Perhaps it’s no surprise that Louisiana is ranked, according to different surveys, 47th in environmental quality, third in poverty, and 49th in education. Are you still gushing about your latest trip to New Orleans for Jazz Fest Presented by Shell, or French Quarter Festival presented by Chevron? “New Orleans is the best,” one visitor recently wrote to me, “you are so smart to live there!” But how smart is it to allow children to attend school built on toxin-laced waste? How smart is it to allow a community’s cancer rates to shoot off the charts? Louisiana is rich in culture, spirit, and faith, yet what type of state knowingly poisons its own people? What type of country stands by and allows it to happen?

While it is fashionable to critique President Trump for his scientific ignorance, science was misdirected long before Trump laid hands on it. It is time to open our eyes and see what is really going on in this world, to critique our society’s dinosaur methods, then step back and imagine what a new path forward might look like. It is with this aim that I begin a science column for Longreads. In my first story I’ll tour us through a land America should have never allowed to materialize—it’s what I’m calling the Louisiana Environmental Apocalypse Road Trip. As the Trump administration chucks environmental science out the window, evaporates industry regulations, and cripples agencies charged with protecting the environment, this tale is relevant for all Americans, because the poisoning happening in Louisiana could happen in your state too—in fact, it is probably already happening.
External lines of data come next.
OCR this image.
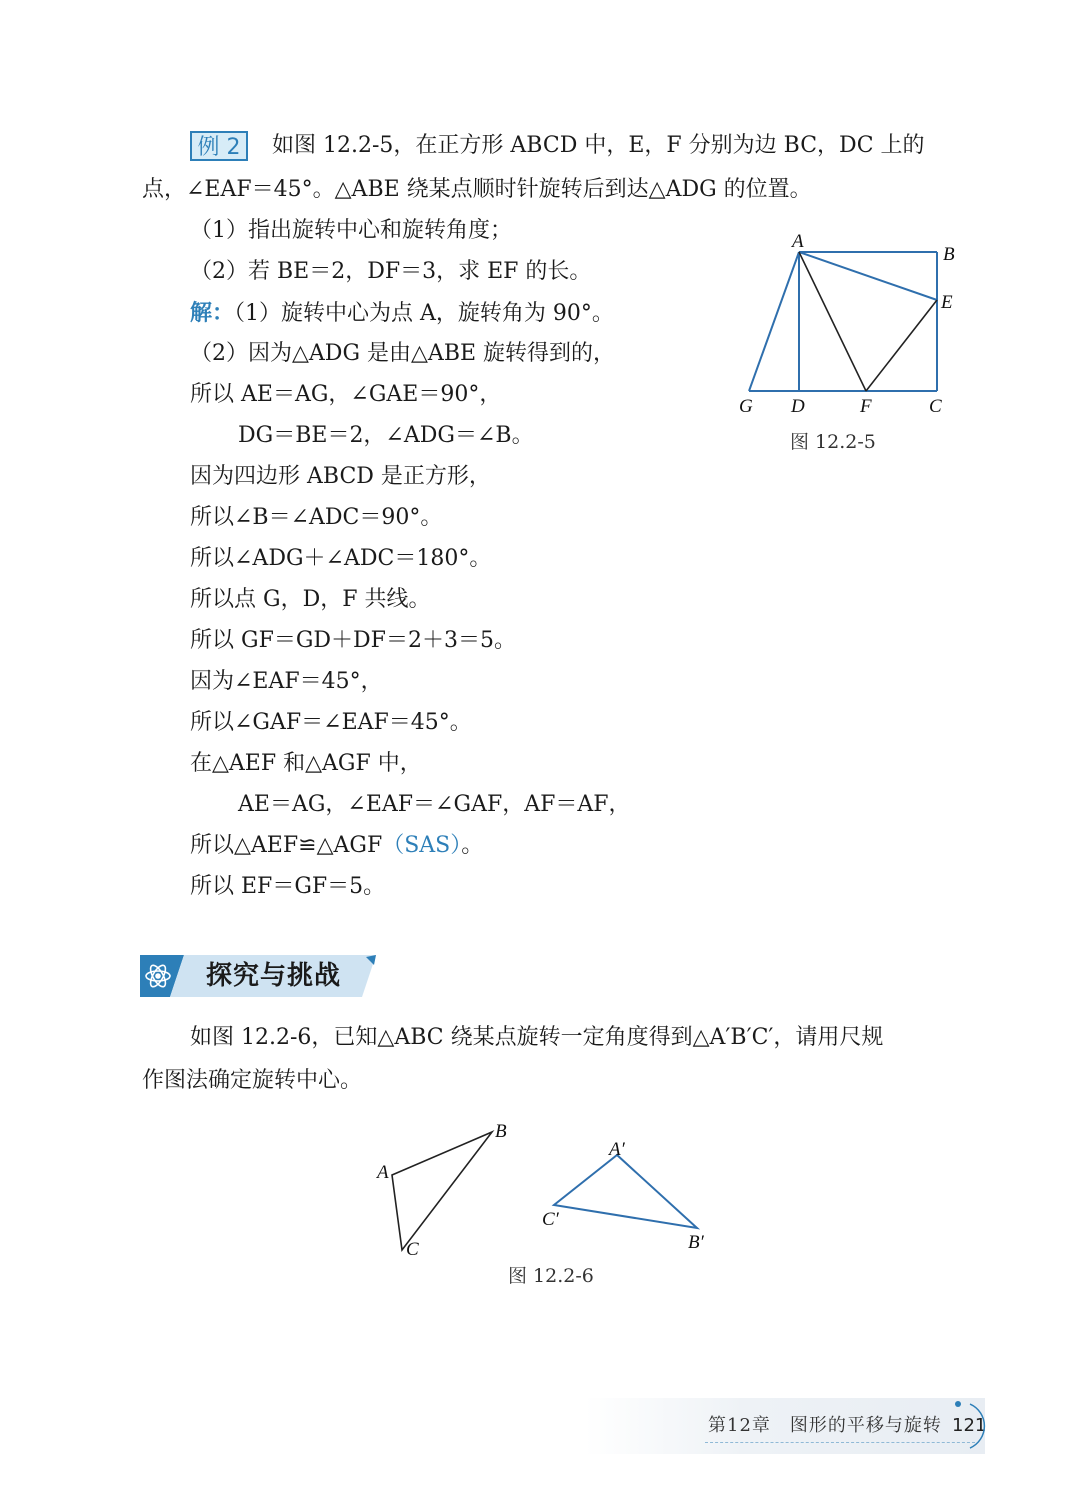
例 2	如图 12.2-5，在正方形 ABCD 中，E，F 分别为边 BC，DC 上的
点，∠EAF＝45°。△ABE 绕某点顺时针旋转后到达△ADG 的位置。
（1）指出旋转中心和旋转角度；
（2）若 BE＝2，DF＝3，求 EF 的长。
解：（1）旋转中心为点 A，旋转角为 90°。
（2）因为△ADG 是由△ABE 旋转得到的，
所以 AE＝AG，∠GAE＝90°，
DG＝BE＝2，∠ADG＝∠B。
因为四边形 ABCD 是正方形，
所以∠B＝∠ADC＝90°。
所以∠ADG＋∠ADC＝180°。
所以点 G，D，F 共线。
所以 GF＝GD＋DF＝2＋3＝5。
因为∠EAF＝45°，
所以∠GAF＝∠EAF＝45°。
在△AEF 和△AGF 中，
AE＝AG，∠EAF＝∠GAF，AF＝AF，
所以△AEF≌△AGF（SAS）。
所以 EF＝GF＝5。
A
B
E
G D	F	C
图 12.2-5
探究与挑战
如图 12.2-6，已知△ABC 绕某点旋转一定角度得到△A′B′C′，请用尺规
作图法确定旋转中心。
A
B
C
A′
C′
B′
图 12.2-6
第12章　图形的平移与旋转 121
But for now sit back, enjoy a signature New Orleans cocktail from the comfort of your couch or chair, and get ready to keep reminding yourself: Yes, this is occurring in 2017 in the United States of America.

Here's a heart-stopper: as awful as things are in places like Reserve and other rural parish towns where the entire economy is run on making deadly chemicals out of ground sludge, under the Trump regime it's only going to get exponentially worse as the GOP's austerity budget will hit these places first, and hit them the hardest.